Simplify. Consider. Research. Shop with Intention.
These are buzzwords in the ethical fashion niche. And they are said with authenticity and heart.
But they are also crazy-making. People often use these words in tandem with an idea that removing things from their life and being more thoughtful in their purchasing will make them better friends and partners, better activists and citizens.
Clearing out the intellectual and physical clutter of a life ruled by consumerism is seen almost as a passive act – something that is done on our behalf – rather than as the real, complicated, headache-inducing, isolating habitual practice that it is.
Since I started down the path of conscious consumerism, I’ve become more thoughtful, yes, but that thoughtfulness has not transferred to the way I treat the ones closest to me, or the way I greet people I meet on the street.
That thoughtfulness, in fact, has often led me deeper and deeper into myself, less able to see the world around me or enjoy the grandeur and surprise of life.
I was more deeply affected by Anthony Bourdain’s death than I expected. I’ve cried over it every day since it happened.
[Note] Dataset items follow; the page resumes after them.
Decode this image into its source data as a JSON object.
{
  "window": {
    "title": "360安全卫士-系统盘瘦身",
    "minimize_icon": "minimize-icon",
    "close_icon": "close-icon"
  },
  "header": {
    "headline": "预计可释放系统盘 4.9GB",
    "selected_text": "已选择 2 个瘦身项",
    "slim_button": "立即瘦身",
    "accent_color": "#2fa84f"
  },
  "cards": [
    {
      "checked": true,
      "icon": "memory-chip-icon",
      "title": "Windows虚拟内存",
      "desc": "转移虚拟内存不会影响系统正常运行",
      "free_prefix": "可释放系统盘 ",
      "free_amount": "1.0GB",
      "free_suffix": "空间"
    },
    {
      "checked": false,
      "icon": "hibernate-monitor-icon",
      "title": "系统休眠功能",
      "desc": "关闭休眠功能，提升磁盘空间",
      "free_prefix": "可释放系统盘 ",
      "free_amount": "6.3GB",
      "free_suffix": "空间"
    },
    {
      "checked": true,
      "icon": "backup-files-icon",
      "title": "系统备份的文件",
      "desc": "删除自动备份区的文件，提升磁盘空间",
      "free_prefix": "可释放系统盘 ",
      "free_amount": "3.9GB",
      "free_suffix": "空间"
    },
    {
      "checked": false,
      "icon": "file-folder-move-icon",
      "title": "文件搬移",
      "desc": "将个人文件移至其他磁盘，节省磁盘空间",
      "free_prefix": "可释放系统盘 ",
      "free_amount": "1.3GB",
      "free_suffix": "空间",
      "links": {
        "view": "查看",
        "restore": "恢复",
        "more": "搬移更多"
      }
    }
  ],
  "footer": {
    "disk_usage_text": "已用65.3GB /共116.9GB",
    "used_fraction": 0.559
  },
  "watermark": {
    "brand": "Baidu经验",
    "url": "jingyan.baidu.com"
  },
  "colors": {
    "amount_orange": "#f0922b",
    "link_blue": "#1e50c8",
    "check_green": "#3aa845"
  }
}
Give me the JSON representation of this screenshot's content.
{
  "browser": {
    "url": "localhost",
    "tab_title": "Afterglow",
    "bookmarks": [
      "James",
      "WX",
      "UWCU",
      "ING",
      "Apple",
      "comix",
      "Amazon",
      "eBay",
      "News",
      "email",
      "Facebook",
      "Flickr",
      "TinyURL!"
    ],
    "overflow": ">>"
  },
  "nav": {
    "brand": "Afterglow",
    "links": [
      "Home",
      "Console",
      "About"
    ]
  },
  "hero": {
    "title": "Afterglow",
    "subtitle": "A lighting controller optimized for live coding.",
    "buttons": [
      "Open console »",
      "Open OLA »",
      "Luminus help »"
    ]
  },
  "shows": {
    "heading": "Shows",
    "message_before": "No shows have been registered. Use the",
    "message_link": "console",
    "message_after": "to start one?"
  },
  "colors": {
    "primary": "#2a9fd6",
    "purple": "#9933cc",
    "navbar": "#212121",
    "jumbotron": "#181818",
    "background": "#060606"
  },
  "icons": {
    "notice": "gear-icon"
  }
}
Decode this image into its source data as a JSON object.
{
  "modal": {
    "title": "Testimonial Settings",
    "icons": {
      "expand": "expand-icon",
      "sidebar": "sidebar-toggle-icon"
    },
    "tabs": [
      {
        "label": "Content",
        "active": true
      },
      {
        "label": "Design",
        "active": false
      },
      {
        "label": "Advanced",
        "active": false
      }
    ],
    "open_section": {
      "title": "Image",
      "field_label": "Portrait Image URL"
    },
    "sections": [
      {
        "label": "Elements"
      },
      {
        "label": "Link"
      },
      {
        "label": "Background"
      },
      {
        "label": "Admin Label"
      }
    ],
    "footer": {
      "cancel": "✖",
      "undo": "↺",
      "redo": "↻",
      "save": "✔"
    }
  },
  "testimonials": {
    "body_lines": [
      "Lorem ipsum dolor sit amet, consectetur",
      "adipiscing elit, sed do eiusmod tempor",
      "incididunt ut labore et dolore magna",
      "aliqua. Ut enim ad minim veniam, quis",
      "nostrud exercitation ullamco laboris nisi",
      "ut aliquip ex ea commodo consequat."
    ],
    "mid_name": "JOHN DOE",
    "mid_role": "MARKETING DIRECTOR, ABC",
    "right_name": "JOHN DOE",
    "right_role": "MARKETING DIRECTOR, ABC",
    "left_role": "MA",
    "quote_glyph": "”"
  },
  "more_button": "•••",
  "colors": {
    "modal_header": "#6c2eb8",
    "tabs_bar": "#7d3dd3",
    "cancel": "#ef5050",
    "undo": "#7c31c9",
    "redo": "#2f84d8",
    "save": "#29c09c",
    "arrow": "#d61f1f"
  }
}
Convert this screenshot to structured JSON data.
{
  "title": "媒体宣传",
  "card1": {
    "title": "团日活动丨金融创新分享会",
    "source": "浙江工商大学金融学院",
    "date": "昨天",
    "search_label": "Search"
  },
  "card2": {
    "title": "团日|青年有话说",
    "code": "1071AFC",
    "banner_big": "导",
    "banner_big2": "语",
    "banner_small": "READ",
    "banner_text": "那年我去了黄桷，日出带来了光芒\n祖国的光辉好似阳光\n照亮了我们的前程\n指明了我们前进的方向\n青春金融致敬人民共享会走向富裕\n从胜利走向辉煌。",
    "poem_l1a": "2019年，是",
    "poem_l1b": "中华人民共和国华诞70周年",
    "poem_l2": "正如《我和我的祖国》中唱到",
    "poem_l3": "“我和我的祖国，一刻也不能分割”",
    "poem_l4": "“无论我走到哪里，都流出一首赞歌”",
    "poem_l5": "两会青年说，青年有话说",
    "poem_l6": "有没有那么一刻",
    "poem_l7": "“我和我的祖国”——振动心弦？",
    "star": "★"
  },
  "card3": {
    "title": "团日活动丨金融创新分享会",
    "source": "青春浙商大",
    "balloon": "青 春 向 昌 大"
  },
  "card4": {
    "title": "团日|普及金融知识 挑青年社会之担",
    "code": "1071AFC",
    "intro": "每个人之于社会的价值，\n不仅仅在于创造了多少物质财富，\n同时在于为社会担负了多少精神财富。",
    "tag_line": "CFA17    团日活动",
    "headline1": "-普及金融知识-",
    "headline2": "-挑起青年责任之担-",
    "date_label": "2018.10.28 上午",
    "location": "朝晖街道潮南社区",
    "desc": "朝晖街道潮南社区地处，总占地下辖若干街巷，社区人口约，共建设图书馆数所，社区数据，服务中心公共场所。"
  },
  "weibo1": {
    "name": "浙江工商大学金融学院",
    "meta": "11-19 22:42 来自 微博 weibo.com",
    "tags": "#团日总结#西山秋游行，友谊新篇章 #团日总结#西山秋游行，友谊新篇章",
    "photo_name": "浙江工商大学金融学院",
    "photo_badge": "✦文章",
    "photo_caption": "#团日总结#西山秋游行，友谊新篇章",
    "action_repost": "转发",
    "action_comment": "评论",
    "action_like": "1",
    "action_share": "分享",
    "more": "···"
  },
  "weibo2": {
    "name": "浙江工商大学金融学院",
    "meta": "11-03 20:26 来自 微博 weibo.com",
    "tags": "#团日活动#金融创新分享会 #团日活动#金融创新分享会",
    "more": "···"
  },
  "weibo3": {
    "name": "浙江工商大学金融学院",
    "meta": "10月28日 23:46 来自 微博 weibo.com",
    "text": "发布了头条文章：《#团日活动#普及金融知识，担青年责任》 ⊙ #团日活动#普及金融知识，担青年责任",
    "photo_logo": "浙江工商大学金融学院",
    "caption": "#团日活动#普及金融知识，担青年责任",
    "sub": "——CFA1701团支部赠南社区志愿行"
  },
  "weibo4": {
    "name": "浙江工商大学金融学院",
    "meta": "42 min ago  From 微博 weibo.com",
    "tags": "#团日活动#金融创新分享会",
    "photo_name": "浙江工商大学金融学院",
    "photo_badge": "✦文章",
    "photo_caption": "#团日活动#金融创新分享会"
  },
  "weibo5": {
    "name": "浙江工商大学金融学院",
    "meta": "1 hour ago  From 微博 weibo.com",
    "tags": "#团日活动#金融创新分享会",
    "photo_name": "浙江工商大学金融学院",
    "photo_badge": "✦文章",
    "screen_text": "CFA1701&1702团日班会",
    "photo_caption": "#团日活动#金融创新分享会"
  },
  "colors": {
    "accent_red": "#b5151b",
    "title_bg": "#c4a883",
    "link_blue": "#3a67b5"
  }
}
In him – or in his public persona at least – I saw something of a kindred spirit. I saw a kind but conflicted man, a man who thought things through and gave people chances, who grappled with his mistakes but still found a way to eek out some joy through the weight of what he’d experienced. And then he decided it was enough, or too much. I don’t know.
And I am not suicidal, or even chronically depressed in a serious way. But his life and death, and my reflection on those things, has made me reconsider whether this aggressive, oppressive, agitated path I’m on to change the world one person at a time – this quest to “be a good person” – has made me, in actuality, a worse person.
I have been operating under an assumption that the only way to care is to carry the weight of the world on my shoulders. If that makes me unhappy, so what: happiness is not a primary goal of mine.
But that weight, that intensity, can be infectious. It can, and has, made others around me fear my intensity, feel burdened by it even. And then I consider the people in my life who walk with a literal bounce in their step, who come in singing their greetings, and always see silver linings.
In my ego-trip quest to be virtuous, I saw these people as the ones who didn’t care enough, because if they did, they wouldn’t be so happy. But now I think that their absolute insistence on visible joy is one of the most courageous ways to live. Their joy is infectious and their company is buoying when I am sinking in feelings of near-absolute hopelessness – this hopelessness I have convinced myself is somehow the way to perform virtue in the public square.
But willful sadness is not a virtue.
That is not to say that it isn’t normal, appropriate, or reasonable. But I had convinced myself that, happiness not being the end goal of a life well-lived, sadness – because it is opposite – is.
It isn’t. It isn’t. It’s not.
My restrictions and deep feelings and tight containment have not furthered the goals of the conscious consumerism movement, and they have not made me more patient or kind. They have done the opposite. I have been trying to virtue-signal out of desperate self-consciousness by remaining in a state of perpetual melancholy. But now I am seeing the prison I’ve made and I am angry that I ever put myself in there in the first place.
We don’t need to perform virtue in ways that hurt our spirits.
Author and environmentalist Barbara Kingsolver once said that “hope is a moral imperative.” I have been living by that mantra because I really believe it, but I recognize now that by framing it as an imperative, it makes it feel like obligation rather than leaning in. It makes it seem inflexible.
So I am taking a new route now. I am taking the route that gives me permission to hope, encourages joy, without insisting and tightening its grip.
You have permission to say thank you to the birds and the sunset, to your generous spouse and your attentive mother. You have permission to lay down your heavy load and settle into some soft cushions.